Chroniques

par gilles charlassier

The rape of Lucretia | Le viol de Lucrèce
opéra de Benjamin Britten

Oper, Cologne (saison hors les murs) / Staatenhaus am Rheinpark
- 17 janvier 2016
À Köln, Rainer Mühlbach joue The rape of Lucretia (1946), opéra de Britten
© klaus lefebvre

Initialement prévue pour la rentrée, la réouverture de l'Opéra de Cologne dut être repoussée. C'est dans le quartier de Deutz, sous un bâtiment couleur brique, voisin de Messe (la foire) que l'institution westphalienne s'est repliée pour cette saison et la suivante. Témoignage d'une architecture des années vingt privilégiant les vastes dimensions, la Staatenhaus am Rheinpark a été réaménagé en trois salles de spectacle dont la dernière est inaugurée pour une nouvelle production de l'ouvrage de chambre de Benjamin Britten The rape of Lucretia.

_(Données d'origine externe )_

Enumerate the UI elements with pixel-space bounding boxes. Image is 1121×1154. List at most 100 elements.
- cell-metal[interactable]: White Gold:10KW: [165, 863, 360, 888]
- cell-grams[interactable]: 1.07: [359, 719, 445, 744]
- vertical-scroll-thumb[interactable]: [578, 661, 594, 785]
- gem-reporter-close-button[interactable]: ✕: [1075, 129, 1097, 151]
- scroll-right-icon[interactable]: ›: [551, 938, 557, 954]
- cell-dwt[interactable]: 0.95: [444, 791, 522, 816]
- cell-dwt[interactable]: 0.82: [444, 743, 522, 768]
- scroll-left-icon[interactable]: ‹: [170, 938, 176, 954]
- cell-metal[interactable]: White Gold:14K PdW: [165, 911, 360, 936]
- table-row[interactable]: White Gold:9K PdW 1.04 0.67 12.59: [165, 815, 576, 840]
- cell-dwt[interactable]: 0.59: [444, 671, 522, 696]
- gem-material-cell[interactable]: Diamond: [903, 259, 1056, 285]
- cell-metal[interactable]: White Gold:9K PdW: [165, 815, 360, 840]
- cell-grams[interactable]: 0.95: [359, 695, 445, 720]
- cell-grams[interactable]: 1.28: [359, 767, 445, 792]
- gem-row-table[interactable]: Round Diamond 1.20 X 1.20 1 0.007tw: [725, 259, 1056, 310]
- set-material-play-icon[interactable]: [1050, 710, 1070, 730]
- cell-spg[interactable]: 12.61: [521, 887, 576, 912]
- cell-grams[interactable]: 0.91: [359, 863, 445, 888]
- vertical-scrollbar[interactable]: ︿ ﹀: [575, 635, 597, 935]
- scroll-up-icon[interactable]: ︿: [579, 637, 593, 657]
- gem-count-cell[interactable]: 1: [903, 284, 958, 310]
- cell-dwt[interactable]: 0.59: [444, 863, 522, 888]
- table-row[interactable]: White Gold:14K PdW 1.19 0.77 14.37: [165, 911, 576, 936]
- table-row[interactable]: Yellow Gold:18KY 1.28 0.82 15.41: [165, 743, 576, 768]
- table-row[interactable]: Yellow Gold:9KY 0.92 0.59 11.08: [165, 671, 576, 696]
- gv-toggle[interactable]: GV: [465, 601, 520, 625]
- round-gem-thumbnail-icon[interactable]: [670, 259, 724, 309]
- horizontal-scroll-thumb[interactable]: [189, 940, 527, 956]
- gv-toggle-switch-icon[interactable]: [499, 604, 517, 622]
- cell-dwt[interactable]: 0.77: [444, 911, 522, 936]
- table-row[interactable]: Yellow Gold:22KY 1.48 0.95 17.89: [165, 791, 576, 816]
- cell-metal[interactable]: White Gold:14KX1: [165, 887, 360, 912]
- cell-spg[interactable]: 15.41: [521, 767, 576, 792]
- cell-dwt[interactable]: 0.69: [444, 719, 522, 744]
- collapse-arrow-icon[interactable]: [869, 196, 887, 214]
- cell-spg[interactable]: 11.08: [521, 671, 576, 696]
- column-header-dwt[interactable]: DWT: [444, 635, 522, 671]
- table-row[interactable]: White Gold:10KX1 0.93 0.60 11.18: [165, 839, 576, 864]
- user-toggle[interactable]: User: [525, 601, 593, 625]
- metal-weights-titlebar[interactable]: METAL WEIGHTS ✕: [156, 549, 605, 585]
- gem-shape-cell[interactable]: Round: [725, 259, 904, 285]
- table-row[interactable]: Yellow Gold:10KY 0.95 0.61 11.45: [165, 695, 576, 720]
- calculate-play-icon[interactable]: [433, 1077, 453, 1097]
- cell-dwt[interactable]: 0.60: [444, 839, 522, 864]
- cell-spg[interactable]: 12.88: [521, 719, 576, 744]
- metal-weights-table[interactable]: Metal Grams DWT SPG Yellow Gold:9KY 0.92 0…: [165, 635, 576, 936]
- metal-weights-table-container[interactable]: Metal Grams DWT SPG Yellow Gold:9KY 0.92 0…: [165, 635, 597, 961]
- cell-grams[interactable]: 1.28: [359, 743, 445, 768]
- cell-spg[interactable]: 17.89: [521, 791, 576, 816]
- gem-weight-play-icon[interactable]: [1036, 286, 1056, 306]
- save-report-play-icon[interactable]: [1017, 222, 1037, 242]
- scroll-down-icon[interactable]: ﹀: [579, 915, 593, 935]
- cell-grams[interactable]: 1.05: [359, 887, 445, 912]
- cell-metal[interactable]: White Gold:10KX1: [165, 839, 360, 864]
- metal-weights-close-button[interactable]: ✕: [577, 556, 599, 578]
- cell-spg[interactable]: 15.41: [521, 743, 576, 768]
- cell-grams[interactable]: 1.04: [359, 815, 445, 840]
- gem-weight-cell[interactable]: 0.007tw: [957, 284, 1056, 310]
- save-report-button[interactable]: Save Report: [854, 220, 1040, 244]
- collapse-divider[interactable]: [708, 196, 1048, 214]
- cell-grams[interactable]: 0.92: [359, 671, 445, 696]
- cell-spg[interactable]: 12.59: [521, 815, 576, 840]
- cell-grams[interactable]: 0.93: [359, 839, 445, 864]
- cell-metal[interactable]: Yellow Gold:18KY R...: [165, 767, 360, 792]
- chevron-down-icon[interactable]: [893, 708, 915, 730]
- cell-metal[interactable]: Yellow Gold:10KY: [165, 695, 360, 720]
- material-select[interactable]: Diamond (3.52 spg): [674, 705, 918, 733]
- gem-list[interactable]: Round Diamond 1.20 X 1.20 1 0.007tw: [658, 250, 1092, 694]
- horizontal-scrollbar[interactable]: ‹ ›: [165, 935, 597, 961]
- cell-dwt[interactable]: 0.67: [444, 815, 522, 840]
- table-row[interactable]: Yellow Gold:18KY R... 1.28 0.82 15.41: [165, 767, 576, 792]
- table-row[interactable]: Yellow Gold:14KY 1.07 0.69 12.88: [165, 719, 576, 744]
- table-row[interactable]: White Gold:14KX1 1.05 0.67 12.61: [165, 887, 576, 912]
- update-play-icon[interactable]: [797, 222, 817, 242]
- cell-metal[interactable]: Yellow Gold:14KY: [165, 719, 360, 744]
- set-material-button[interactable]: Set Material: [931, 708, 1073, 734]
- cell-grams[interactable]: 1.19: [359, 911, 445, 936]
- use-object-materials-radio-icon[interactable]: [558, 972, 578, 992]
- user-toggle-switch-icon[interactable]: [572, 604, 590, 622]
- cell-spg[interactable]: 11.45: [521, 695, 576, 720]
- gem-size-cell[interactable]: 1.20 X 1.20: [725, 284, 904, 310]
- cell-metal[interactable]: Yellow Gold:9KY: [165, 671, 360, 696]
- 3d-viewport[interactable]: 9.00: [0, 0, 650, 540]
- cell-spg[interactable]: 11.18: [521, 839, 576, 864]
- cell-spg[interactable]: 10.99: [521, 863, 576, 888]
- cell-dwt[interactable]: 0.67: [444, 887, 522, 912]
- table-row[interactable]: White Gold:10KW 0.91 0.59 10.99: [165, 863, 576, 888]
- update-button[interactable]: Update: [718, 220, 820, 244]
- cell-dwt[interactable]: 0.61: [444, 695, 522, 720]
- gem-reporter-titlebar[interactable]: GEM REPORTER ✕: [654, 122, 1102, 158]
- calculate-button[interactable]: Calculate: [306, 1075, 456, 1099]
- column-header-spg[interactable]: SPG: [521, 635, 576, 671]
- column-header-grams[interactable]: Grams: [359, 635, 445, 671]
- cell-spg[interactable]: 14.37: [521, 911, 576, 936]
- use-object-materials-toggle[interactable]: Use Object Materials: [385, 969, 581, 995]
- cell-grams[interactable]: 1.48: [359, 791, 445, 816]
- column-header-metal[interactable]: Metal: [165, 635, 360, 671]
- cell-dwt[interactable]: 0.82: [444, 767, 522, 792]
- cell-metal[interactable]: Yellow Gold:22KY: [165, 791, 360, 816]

Tirant parti des particularités de l'espace, où le public est réparti sur quelques rangées de tribunes de part et d'autre de l'orchestre, la mise en scène de Kai Anne Schuhmacher s'élabore autour d'un immense bassin, peu profond, au milieu duquel flotte un îlot aux fonctions dramaturgiques renouvelées, de la tente où l'héroïne sera abusée à la mélancolie d'une harpe pour l'interlude, sous les doigts de Saskia Kwast. Tandis que s'achève le Prologue où les deux solistes condensant le Chœur, féminin et masculin, déambulent sur le sable autour de la surface aquatique dessinée par Tobias Flemming, les militaires romains précèdent la caravane des femmes dissimulée sous des voiles noirs. Les costumes de Valerie Horschman équilibrent actualisation et imaginaire sans sacrifier une certaine juvénilité. Soutenue par un poétique jeu de lumières réglé par Nicol Hungsberg, la dynamique théâtrale restitue de manière originale, et avec des moyens paradoxalement inverses à ce que l'on attendrait habituellement dans un opéra de chambre, l'économie intimiste de l'ouvrage de Britten, écrin à une caractérisation intelligente des personnages qu'elle dépouille de leur supposé hiératisme antique.

Si la création à Glyndebourne en 1946 comptait des noms qui rapidement ont rejoint la légende, la pièce revient souvent à des solistes d'opéra-studios, et la présente distribution n'y déroge point, révélant des talents prometteurs, sinon remarquables. La virtuosité rhétorique du Chœur masculin de Keith Bernard Stonum transsubstantie d'éventuelles réserves vocales. Son pendant féminin, confié à Justyna Samborska, affirme une complémentarité non dénuée de séduction.

En Lucretia d'une belle justesse psychologique, Judith Thielsen palpite d'une intensité expressive qui ne dilue jamais dans la vulgarité la folie où elle finit par sombrer. In Sik Choi résume la brutalité jalouse de Tarquinius, à laquelle se révèle sensible la Lucia de Dongmin Lee, frémissant d'un babil fruité et aérien. Matthias Hoffmann dévoile en Collatinus des ressources à suivre. Mentionnons encore, hors des rangs de l'Internationalen Opernstudios der Oper Köln, le solide Junius de Christian Miedl et Gabriella Sborgi, Bianca en situation. À la tête de treize pupitres membres du Gürzenich-Orchester Köln, Rainer Mühlbach accompagne la fascinante décantation lyrique de la partition.